The Electoral College, one of the most frequently misunderstood concepts of the United States' presidential election process, is the subject of a video on the U.S. government's Web site, www.America.gov. The video features commentary by the nation's leading scholars, including two Pepperdine professors: Dan Caldwell, Distinguished Professor of Political Science at Seaver College, and Ed Larson, Hugh and Hazel Darling Chair in Law at the Pepperdine School of Law.
The video, which is just over two minutes long, explains the complicated, representative system of the Electoral College and discusses its drawbacks and benefits in a format similar to VH1's pop-culture commentary shows.
Caldwell notes in the video, "On the ballot it looks like people are voting directly for the president and the vice president; they aren't."

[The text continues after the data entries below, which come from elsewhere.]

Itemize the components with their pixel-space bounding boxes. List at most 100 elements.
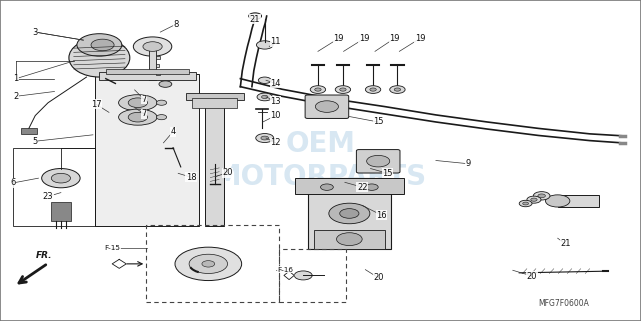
Bar <box>106 69 189 74</box>
Text: MFG7F0600A: MFG7F0600A <box>538 299 590 308</box>
Circle shape <box>256 134 274 143</box>
Circle shape <box>77 34 122 56</box>
Text: 18: 18 <box>186 173 196 182</box>
FancyBboxPatch shape <box>356 150 400 173</box>
Text: 14: 14 <box>271 79 281 88</box>
Text: 20: 20 <box>527 272 537 281</box>
Circle shape <box>258 77 271 83</box>
Circle shape <box>310 86 326 93</box>
Circle shape <box>156 115 167 120</box>
Circle shape <box>394 88 401 91</box>
Circle shape <box>256 41 273 49</box>
Bar <box>186 93 244 100</box>
Bar <box>279 249 346 302</box>
Text: F-15: F-15 <box>104 245 120 251</box>
Bar <box>51 202 71 221</box>
Text: 19: 19 <box>415 34 425 43</box>
Text: F-16: F-16 <box>278 267 293 273</box>
Bar <box>314 230 385 249</box>
Circle shape <box>315 88 321 91</box>
Text: 15: 15 <box>383 169 393 178</box>
Text: 19: 19 <box>359 34 369 43</box>
Circle shape <box>133 37 172 56</box>
Circle shape <box>294 271 312 280</box>
Circle shape <box>527 196 541 203</box>
Circle shape <box>315 101 338 112</box>
Circle shape <box>367 155 390 167</box>
Circle shape <box>91 39 114 51</box>
Text: 21: 21 <box>560 239 570 248</box>
Bar <box>156 64 159 67</box>
Bar <box>146 225 279 302</box>
Ellipse shape <box>69 39 129 77</box>
Text: 7: 7 <box>142 109 147 118</box>
Bar <box>99 72 196 80</box>
Text: 5: 5 <box>33 137 38 146</box>
Bar <box>308 178 391 249</box>
FancyBboxPatch shape <box>305 95 349 118</box>
Text: 4: 4 <box>171 127 176 136</box>
Text: 9: 9 <box>465 159 470 168</box>
Circle shape <box>262 95 268 99</box>
Bar <box>192 98 237 108</box>
Bar <box>149 48 156 80</box>
Text: 13: 13 <box>271 97 281 106</box>
Circle shape <box>143 42 162 51</box>
Circle shape <box>159 81 172 87</box>
Text: 23: 23 <box>43 192 53 201</box>
Text: 19: 19 <box>333 34 344 43</box>
Circle shape <box>128 98 147 108</box>
Text: 16: 16 <box>376 211 387 220</box>
Text: 20: 20 <box>222 168 233 177</box>
Circle shape <box>261 136 269 140</box>
Text: 8: 8 <box>174 20 179 29</box>
Bar <box>21 128 37 134</box>
Ellipse shape <box>119 109 157 125</box>
Circle shape <box>249 13 262 19</box>
Circle shape <box>257 93 272 101</box>
Circle shape <box>340 209 359 218</box>
Text: 1: 1 <box>13 74 19 83</box>
Text: 15: 15 <box>373 117 383 126</box>
Text: OEM
MOTORPARTS: OEM MOTORPARTS <box>214 130 427 191</box>
Bar <box>156 56 160 59</box>
Circle shape <box>533 192 550 200</box>
Circle shape <box>370 88 376 91</box>
Circle shape <box>51 173 71 183</box>
Text: 22: 22 <box>357 183 367 192</box>
Circle shape <box>545 195 570 207</box>
Ellipse shape <box>119 95 157 111</box>
Circle shape <box>365 86 381 93</box>
Text: 19: 19 <box>389 34 399 43</box>
Text: 7: 7 <box>142 95 147 104</box>
Text: 11: 11 <box>271 37 281 46</box>
Circle shape <box>531 198 537 201</box>
Circle shape <box>340 88 346 91</box>
Text: 10: 10 <box>271 111 281 120</box>
Circle shape <box>538 194 545 198</box>
Text: FR.: FR. <box>35 251 52 260</box>
Bar <box>558 195 599 207</box>
Circle shape <box>320 184 333 190</box>
Circle shape <box>42 169 80 188</box>
Circle shape <box>390 86 405 93</box>
Text: 17: 17 <box>91 100 101 109</box>
Circle shape <box>523 202 528 205</box>
Circle shape <box>156 100 167 105</box>
Text: 3: 3 <box>33 28 38 37</box>
Circle shape <box>365 184 378 190</box>
Text: 12: 12 <box>271 138 281 147</box>
Polygon shape <box>112 259 126 268</box>
Bar <box>205 98 224 226</box>
Polygon shape <box>284 271 294 280</box>
Circle shape <box>329 203 370 224</box>
Bar <box>156 72 160 75</box>
Circle shape <box>175 247 242 281</box>
Circle shape <box>202 261 215 267</box>
Circle shape <box>519 200 532 207</box>
Text: 20: 20 <box>373 273 383 282</box>
Circle shape <box>189 254 228 273</box>
Text: 2: 2 <box>13 92 19 101</box>
Bar <box>95 74 199 226</box>
Bar <box>13 148 95 226</box>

Larson goes onto explain, "Instead of just choosing by popular vote, throughout the country, each state has a number of electoral votes. Then whoever wins the plurality of that state gets all the electoral votes. Whoever has the majority of the electoral votes, becomes president."
Offering a bit of comic relief, Caldwell admits, "Even my fellow political scientists often have a hard time understanding it, and I do too!"
Larson says that he was happy to lend to the video in an effort to educate voters. "In America, the Electoral College chooses the president and the president sets the course of the nation's foreign policy. This video can help viewers to understand the nature of this peculiar devise for allocating enormous power that impacts everyone," he says.